Venu de la communauté gay de Grande-Bretagne, le chem sex (sexe chimique) est une pratique qui consiste à mélanger la prise de drogues et les relations sexuelles, afin de faire tomber les inhibitions, d’augmenter les performances et de décupler le plaisir sexuel. Au programme : cocaïne, méphédrone, crystal mets et la favorite, le GHB. Le GHB, ou G, a un effet euphorisant, relaxant, et surtout, désinhibant. Le cocktail parfait pour une séance de chem sex réussie.
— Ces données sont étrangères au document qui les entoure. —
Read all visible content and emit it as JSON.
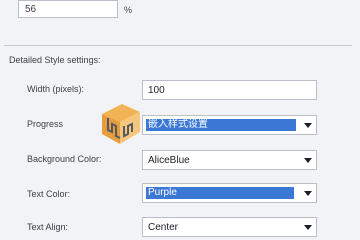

Le procédé est toujours le même : des hommes, gays ou bisexuels, se rencontrent via une application (Grindr étant de loin la plus populaire au sein du milieu). Des couples ou des groupes d’un soir se forment avec un but commun : se faire un slam (argot qui signifie se faire une injection de substance en intraveineuse) et avoir des relations sexuelles. La pratique est tellement répandue, qu’en quelques heures, voire en quelques dizaines de minutes, il est possible de trouver des partenaires. Les séances durent parfois des week-ends entiers, alternant moments de détente (l’occasion de se refaire un slam) et moments d’activité sexuelle. Rien de plus, rien de moins. Les hommes rencontrés via ces séances sont considérés comme des partenaires sexuels d’un soir, des corps presque anonymes qu’on utilise tour à tour pour se satisfaire. La dimension affective, voire amoureuse, du sexe est totalement exclue de la pratique.
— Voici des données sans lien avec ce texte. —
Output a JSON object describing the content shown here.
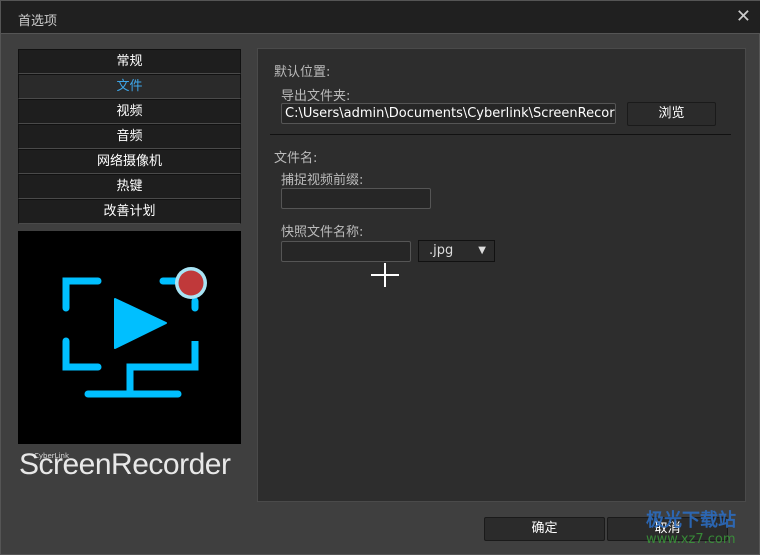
{
  "window": {
    "title": "首选项",
    "close_icon": "close-icon"
  },
  "nav": {
    "items": [
      {
        "label": "常规"
      },
      {
        "label": "文件",
        "active": true
      },
      {
        "label": "视频"
      },
      {
        "label": "音频"
      },
      {
        "label": "网络摄像机"
      },
      {
        "label": "热键"
      },
      {
        "label": "改善计划"
      }
    ]
  },
  "brand": {
    "small": "CyberLink",
    "name": "ScreenRecorder",
    "colors": {
      "accent": "#00bfff",
      "record": "#c0393a"
    }
  },
  "panel": {
    "default_location_label": "默认位置:",
    "export_folder_label": "导出文件夹:",
    "export_folder_value": "C:\\Users\\admin\\Documents\\Cyberlink\\ScreenRecorde",
    "browse_label": "浏览",
    "filename_label": "文件名:",
    "video_prefix_label": "捕捉视频前缀:",
    "video_prefix_value": "",
    "snapshot_name_label": "快照文件名称:",
    "snapshot_name_value": "",
    "snapshot_format": ".jpg"
  },
  "footer": {
    "ok_label": "确定",
    "cancel_label": "取消"
  },
  "watermark": {
    "text": "极光下载站",
    "url": "www.xz7.com"
  }
}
Un documentaire qui explore les limites du chem sex
Hier, 21h30 au Cinéma Nova. La salle est bondée, on a dû recaler certaines personnes à l’entrée. Le public est majoritairement composé d’hommes de moins de 35 ans. Quelques rires éclatent parfois pendant la projection, lorsqu’on suit le quotidien de cette sous-culture gay de Londres, ces hommes, accros au chem sex qui n’hésitent pas à se droguer et à montrer leurs ébats devant la caméra. Parfois drôles, parfois absurdes, parfois durs, les témoignages n’en sont pas pour le moins dramatiques. À certains moments, le ton du documentaire devient larmoyant à l’excès, mais le but est atteint : on est réellement touché par la détresse psychologique de ces hommes qui se voient happés dans une spirale d’addictions. Ils réalisent trop tard que le chem sex, qui était au départ un moyen de prendre du bon temps, contrôle peu à peu tous les aspects de leurs vies et menace de manière très concrète leur santé.
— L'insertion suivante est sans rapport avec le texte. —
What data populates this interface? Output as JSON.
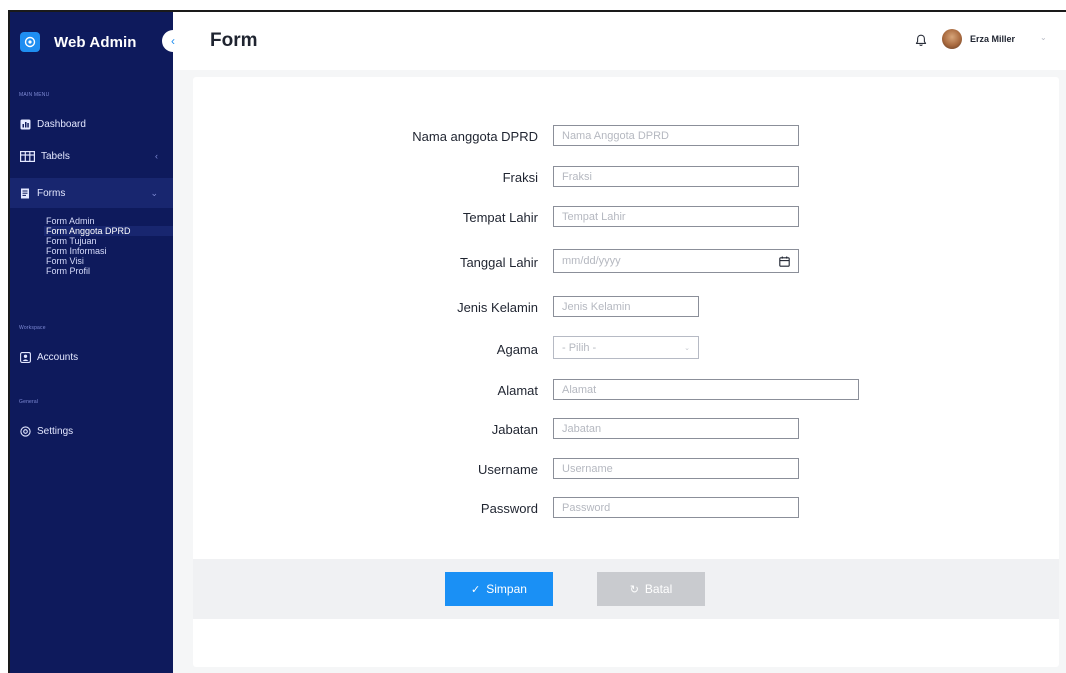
{
  "sidebar": {
    "brand": "Web Admin",
    "sections": {
      "main_menu": "MAIN MENU",
      "workspace": "Workspace",
      "general": "General"
    },
    "items": [
      {
        "label": "Dashboard",
        "icon": "dashboard-icon"
      },
      {
        "label": "Tabels",
        "icon": "table-icon"
      },
      {
        "label": "Forms",
        "icon": "forms-icon"
      },
      {
        "label": "Accounts",
        "icon": "accounts-icon"
      },
      {
        "label": "Settings",
        "icon": "settings-icon"
      }
    ],
    "form_sub_items": [
      "Form Admin",
      "Form Anggota DPRD",
      "Form Tujuan",
      "Form Informasi",
      "Form Visi",
      "Form Profil"
    ],
    "active_sub_item": "Form Anggota DPRD"
  },
  "header": {
    "title": "Form",
    "user_name": "Erza Miller"
  },
  "form": {
    "fields": [
      {
        "label": "Nama anggota DPRD",
        "placeholder": "Nama Anggota DPRD"
      },
      {
        "label": "Fraksi",
        "placeholder": "Fraksi"
      },
      {
        "label": "Tempat Lahir",
        "placeholder": "Tempat Lahir"
      },
      {
        "label": "Tanggal Lahir",
        "placeholder": "mm/dd/yyyy"
      },
      {
        "label": "Jenis Kelamin",
        "placeholder": "Jenis Kelamin"
      },
      {
        "label": "Agama",
        "placeholder": "- Pilih -"
      },
      {
        "label": "Alamat",
        "placeholder": "Alamat"
      },
      {
        "label": "Jabatan",
        "placeholder": "Jabatan"
      },
      {
        "label": "Username",
        "placeholder": "Username"
      },
      {
        "label": "Password",
        "placeholder": "Password"
      }
    ],
    "save_label": "Simpan",
    "cancel_label": "Batal"
  },
  "colors": {
    "sidebar_bg": "#0e1a5c",
    "accent": "#1a90f5",
    "cancel_button": "#c9cbcf"
  }
}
A priori, pouvoir vivre sa sexualité de manière décomplexée, surtout lorsqu’on fait partie d’une minorité qui a longtemps été obligée de se cacher, est plutôt une victoire pour la communauté gay. Certains hommes refusent le modèle de la famille ou du couple traditionnel, et décident de mener une vie basée sur l’hédonisme. Pourtant, ce n’est pas si simple. Le chem sex regroupe deux pratiques très addictives, qui sont en réalité des échappatoires à un quotidien parfois morne ou étouffant. Il résonne souvent en écho d’un traumatisme enfoui : une blessure personnelle, ou plus fréquemment, un sentiment d’isolement induit par l’orientation sexuelle. Le chem sex reflète aussi l’urgence d’appartenir à un groupe, un besoin vital d’affection, d’ailleurs peu comblé.
Grindr, addiction et VIH
Les limites de cette pratique apparaissent rapidement : l’addiction s’installe très vite et, bientôt, certains hommes se retrouvent à prendre part à des orgies chaque week-end. Au bout d’un moment, ils sont incapables de dissocier la prise de drogues de l’activité sexuelle, et inversémment. Ils se retrouvent prisonniers d’un cycle sans fin où tout retour à une sexualité sobre est inenvisageable, car elle paraît trop fade.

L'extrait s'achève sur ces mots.